HSYK’nın son dönemde ortaya koyduğu ‘performans’ bakımından oldukça tutarlı olan bu tavrı, HSYK üyelerinin ulaştığı çılgınlık noktasının belgeli teyididir. HSYK’nın yürütmenin egemenliği altında hareket ederek yargıç ve savcılara baskı uyguladığının bundan daha açık ve somut bir örneği verilemez. Adalet mesleğinin bizzat onu koruma andı içenler tarafından içine düşürüldüğü acı tablonun somut belgesi niteliğindeki bu uygulamanın failinin HSYK olması, yürütmeye bağımlılığın artık görüntüyü kurtarma kaygısının bile taşınmadığı bir noktaya geldiğini gözler önüne sermektedir.

Yargı bağımsızlığının ortadan kaldırılmasında araç haline gelen HSYK, yürütme tarafından kendisine tevdi edilen görevleri harfiyen yerine getirmekte, bunu yaparken tüm anayasal ilke ve kuralları ayaklar altına almakta bir sakınca görmemektedir. İdarenin bu şikâyetinden elde etmek istediği, mahkemeleri idarenin kararlarının bir suretini tasdik eden noterlik kurumuna dönüştürmektir.
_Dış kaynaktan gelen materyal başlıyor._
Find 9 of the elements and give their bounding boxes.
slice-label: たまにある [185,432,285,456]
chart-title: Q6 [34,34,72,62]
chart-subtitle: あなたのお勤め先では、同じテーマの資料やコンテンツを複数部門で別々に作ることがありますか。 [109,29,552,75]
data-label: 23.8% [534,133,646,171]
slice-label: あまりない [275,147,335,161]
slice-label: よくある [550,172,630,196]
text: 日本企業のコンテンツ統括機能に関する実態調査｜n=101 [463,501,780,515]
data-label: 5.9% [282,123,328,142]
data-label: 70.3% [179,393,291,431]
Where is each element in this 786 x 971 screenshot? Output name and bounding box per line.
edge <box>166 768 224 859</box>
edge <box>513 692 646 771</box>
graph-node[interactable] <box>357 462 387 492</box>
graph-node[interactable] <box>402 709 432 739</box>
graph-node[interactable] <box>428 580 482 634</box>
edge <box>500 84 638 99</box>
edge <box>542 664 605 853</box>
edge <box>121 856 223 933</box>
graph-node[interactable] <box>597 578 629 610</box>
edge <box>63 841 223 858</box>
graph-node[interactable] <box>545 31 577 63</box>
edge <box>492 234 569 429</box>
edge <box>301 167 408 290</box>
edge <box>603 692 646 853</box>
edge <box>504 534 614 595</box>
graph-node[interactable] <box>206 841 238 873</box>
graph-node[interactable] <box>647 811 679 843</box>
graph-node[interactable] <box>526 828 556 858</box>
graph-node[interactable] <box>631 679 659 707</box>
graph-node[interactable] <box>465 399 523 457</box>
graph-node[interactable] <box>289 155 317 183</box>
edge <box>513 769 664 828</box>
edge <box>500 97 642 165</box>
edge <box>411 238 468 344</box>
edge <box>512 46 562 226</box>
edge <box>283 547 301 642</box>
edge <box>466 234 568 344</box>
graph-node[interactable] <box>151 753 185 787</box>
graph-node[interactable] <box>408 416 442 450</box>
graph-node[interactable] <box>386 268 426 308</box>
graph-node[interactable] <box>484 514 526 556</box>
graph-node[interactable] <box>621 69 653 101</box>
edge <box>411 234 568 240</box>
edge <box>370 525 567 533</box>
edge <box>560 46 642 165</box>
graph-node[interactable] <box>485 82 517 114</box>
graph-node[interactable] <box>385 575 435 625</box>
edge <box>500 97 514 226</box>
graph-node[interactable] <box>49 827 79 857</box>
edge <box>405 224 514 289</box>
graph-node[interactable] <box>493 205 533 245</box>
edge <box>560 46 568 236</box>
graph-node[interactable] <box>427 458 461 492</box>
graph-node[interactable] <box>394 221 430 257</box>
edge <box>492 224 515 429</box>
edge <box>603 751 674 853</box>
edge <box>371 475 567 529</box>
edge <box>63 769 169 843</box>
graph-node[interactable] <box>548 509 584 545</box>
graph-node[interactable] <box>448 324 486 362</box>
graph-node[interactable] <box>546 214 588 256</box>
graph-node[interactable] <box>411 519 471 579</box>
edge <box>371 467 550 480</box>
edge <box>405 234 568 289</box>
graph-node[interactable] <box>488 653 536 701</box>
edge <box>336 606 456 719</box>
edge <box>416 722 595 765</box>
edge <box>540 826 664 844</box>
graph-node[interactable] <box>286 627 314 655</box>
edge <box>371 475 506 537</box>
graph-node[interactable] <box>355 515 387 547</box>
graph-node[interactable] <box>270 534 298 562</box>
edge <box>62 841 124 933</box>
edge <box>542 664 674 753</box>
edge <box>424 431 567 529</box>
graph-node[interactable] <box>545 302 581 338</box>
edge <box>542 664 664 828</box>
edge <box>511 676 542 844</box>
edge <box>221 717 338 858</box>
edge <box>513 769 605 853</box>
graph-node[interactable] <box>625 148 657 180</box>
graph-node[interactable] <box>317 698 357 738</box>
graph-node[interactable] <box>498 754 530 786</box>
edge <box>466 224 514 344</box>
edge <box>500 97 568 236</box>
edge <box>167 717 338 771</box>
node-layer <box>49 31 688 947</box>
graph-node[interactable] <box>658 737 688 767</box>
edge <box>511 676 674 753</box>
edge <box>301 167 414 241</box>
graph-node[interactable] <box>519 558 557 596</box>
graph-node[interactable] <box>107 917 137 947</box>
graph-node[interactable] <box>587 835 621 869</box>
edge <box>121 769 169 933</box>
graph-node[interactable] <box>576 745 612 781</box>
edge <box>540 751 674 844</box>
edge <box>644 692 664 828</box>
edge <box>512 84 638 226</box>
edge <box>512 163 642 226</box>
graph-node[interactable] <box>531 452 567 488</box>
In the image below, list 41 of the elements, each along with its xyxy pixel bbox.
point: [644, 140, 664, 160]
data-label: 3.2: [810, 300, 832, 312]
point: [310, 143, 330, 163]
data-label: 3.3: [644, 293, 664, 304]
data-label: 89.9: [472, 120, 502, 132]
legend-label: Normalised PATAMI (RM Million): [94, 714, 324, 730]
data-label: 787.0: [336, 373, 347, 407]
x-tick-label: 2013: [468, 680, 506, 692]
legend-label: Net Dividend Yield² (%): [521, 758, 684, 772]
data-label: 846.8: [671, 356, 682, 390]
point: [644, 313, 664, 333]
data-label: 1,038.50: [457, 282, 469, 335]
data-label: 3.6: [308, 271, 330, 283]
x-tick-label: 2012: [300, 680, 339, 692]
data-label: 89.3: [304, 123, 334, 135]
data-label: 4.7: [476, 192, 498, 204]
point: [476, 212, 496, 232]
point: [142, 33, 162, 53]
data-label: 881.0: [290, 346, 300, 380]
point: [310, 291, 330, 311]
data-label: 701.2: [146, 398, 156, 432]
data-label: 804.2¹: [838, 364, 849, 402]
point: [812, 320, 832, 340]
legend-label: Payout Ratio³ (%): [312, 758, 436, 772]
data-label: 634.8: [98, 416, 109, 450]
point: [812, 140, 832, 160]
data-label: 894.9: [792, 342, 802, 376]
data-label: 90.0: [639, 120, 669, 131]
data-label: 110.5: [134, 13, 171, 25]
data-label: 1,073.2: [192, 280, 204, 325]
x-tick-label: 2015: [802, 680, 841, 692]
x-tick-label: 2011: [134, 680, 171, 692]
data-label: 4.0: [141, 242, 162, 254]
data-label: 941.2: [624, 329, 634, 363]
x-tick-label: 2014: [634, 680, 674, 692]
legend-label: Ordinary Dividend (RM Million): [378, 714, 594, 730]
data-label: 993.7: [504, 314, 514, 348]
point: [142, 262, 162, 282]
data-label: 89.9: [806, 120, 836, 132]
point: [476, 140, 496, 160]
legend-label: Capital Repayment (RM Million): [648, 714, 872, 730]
Bugün İçişleri Bakanlığı tarafından izlenen yöntem diğer kurumlar tarafından da izlenir ve HSYK tarafından aynı tutum sergilenir ise bağımsız yargıç da idari yargı da kalmayacağı gibi, yürütmenin keyfiliğini önlemenin aracı olan idari yargının AİHS anlamında etkili iç hukuk yolu olma niteliği de kaybolacaktır.

HSYK idarenin ajanı olarak hareket ederek idari yargıyı felç edecek nitelikte bir tasarrufa imza atmış, bu tasarruf bir utanç ve ibret vesikası olarak tarihteki yerini almıştır.

Söz konusu tasarruf idare mahkemelerinde görev yapan yargıçlar, özellikle terfi bekleyenler açısından adil karar vermelerini engelleyecek, ‘onlara hadlerini bildiren’ tehdit dolu bir mesajdır. Aynı zamanda, yargıyı dizayn etme işinin taşeronu olmayı kararlı şekilde sürdüren HSYK’ya yaptırılan müdahalelerin arkasındaki siyasi anlayışın, yargıyı ne denli kuşattığının acı bir göstergesidir.

Öte yandan yaşanan gelişme, ilgili uyuşmazlıkların tarafları bakımından, davalara açık bir müdahale ve adil yargılanmanın ihlali anlamını taşımaktadır ve suç teşkil etmektedir. Bu tasarrufların, bugün olmasa bile yakın bir gelecekte altına imza atanlar tarafından bile savunulması mümkün olmayacaktır.

Bağımsız yargıç ve savcıların sesi olarak, medyada yer alan haberlere ilişkin HSYK’yı açıklama yapmaya davet ediyor ve olayın her boyutuyla takipçisi olacağımızı, konuyu gerek yurt içi gerek uluslararası meslek kamuoyuna taşıyacağımızı tüm duyarlı kamuoyunun bilgisine sunuyoruz.